Vous mettez à la rue ceux qui ne peuvent plus payer leurs loyers, alors que vous dépensez des sommes considérables pour accueillir des immigrants dont on ne sait pas grand-chose, sauf que dans leurs rangs se cachent sans aucun doute des combattants de Daesh. Ils arrivent par millions dans toute l’Europe. Vous avez du remarquer qu’il y avait une majorité d’hommes parmi les migrants. Laisseriez-vous votre famille dans un pays en guerre ? Je ne le pense pas. Vous auriez du porter à ce problème toute l’attention qu’il mérite.

Vous dites que le chômage est en régression alors que tous les emplois aidés ne l’ont été que pour faire diminuer artificiellement le chômage. Malgré cela, il a quand même augmenté. A votre décharge, Monsieur le Président, vos prédécesseurs ont utilisé les mêmes moyens. Vous n’avez rien tenté pour inverser le processus. Ce sont toujours les cochons de payants qui continuent de payer. La poule aux œufs d’or doit toujours être ménagée pour être capable de continuer à produire des œufs de qualité.

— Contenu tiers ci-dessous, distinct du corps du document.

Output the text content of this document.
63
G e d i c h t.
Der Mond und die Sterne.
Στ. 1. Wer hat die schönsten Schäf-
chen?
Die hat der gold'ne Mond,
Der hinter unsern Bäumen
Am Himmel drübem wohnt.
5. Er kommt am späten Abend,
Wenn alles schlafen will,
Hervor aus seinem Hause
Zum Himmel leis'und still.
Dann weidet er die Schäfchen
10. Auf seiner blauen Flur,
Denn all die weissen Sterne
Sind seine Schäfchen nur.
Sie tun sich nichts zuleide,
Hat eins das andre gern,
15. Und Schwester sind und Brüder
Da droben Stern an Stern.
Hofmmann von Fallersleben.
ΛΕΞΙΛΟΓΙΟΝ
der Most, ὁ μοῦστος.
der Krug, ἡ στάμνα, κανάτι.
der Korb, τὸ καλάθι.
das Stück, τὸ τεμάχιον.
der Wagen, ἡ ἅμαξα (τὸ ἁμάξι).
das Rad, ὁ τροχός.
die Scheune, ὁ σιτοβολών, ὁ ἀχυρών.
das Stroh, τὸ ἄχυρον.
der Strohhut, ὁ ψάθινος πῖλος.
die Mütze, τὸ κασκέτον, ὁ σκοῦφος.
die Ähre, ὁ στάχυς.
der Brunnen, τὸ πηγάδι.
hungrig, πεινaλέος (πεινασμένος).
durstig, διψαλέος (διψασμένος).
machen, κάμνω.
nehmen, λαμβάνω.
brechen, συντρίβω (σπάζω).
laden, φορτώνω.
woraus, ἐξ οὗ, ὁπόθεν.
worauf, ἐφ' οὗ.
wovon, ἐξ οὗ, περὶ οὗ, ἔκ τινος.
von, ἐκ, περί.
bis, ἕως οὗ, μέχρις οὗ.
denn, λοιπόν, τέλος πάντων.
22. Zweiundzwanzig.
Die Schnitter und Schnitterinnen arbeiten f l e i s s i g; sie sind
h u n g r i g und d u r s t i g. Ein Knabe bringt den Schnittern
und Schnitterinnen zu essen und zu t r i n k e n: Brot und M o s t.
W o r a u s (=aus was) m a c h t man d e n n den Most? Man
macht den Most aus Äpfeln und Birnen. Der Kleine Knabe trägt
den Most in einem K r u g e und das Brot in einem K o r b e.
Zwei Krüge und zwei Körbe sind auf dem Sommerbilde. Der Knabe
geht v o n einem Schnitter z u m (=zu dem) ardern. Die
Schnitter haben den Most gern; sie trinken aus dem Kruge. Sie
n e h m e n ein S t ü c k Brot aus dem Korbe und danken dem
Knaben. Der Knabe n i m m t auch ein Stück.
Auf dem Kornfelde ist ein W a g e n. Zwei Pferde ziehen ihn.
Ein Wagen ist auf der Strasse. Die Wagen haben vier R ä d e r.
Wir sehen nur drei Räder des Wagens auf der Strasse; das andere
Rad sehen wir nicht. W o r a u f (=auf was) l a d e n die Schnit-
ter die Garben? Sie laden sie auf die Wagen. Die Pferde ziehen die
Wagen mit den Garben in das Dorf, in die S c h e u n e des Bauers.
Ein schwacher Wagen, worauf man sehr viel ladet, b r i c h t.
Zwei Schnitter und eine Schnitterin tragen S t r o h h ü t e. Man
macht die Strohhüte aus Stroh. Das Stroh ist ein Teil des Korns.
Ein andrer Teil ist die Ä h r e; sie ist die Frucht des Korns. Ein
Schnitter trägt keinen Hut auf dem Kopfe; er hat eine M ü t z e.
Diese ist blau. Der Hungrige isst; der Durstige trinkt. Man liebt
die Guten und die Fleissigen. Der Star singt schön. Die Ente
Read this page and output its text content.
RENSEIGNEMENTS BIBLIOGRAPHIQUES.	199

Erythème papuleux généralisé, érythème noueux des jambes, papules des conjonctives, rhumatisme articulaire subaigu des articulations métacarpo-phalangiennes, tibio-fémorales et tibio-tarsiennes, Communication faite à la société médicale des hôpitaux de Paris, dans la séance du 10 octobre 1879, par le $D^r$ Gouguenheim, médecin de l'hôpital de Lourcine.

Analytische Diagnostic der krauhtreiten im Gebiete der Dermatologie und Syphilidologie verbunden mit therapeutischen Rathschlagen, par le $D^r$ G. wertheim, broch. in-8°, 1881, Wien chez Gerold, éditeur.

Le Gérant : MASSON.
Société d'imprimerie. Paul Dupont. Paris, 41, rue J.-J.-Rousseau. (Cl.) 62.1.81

Comment ne pas avoir honte de constater qu’un pays qui est la 5ème puissance du monde est obligé, pour aider ceux qui ont été réduits à pas grand chose, de déléguer ses responsabilités aux restos du cœur ? Sans Coluche, que seraient-ils devenus ? Oui ! C’est une honte ! Nos hommes politiques s’en moquent car ils ne s’intéressent qu’à leurs carrières. C’est encore plus grave quand on se dit socialiste !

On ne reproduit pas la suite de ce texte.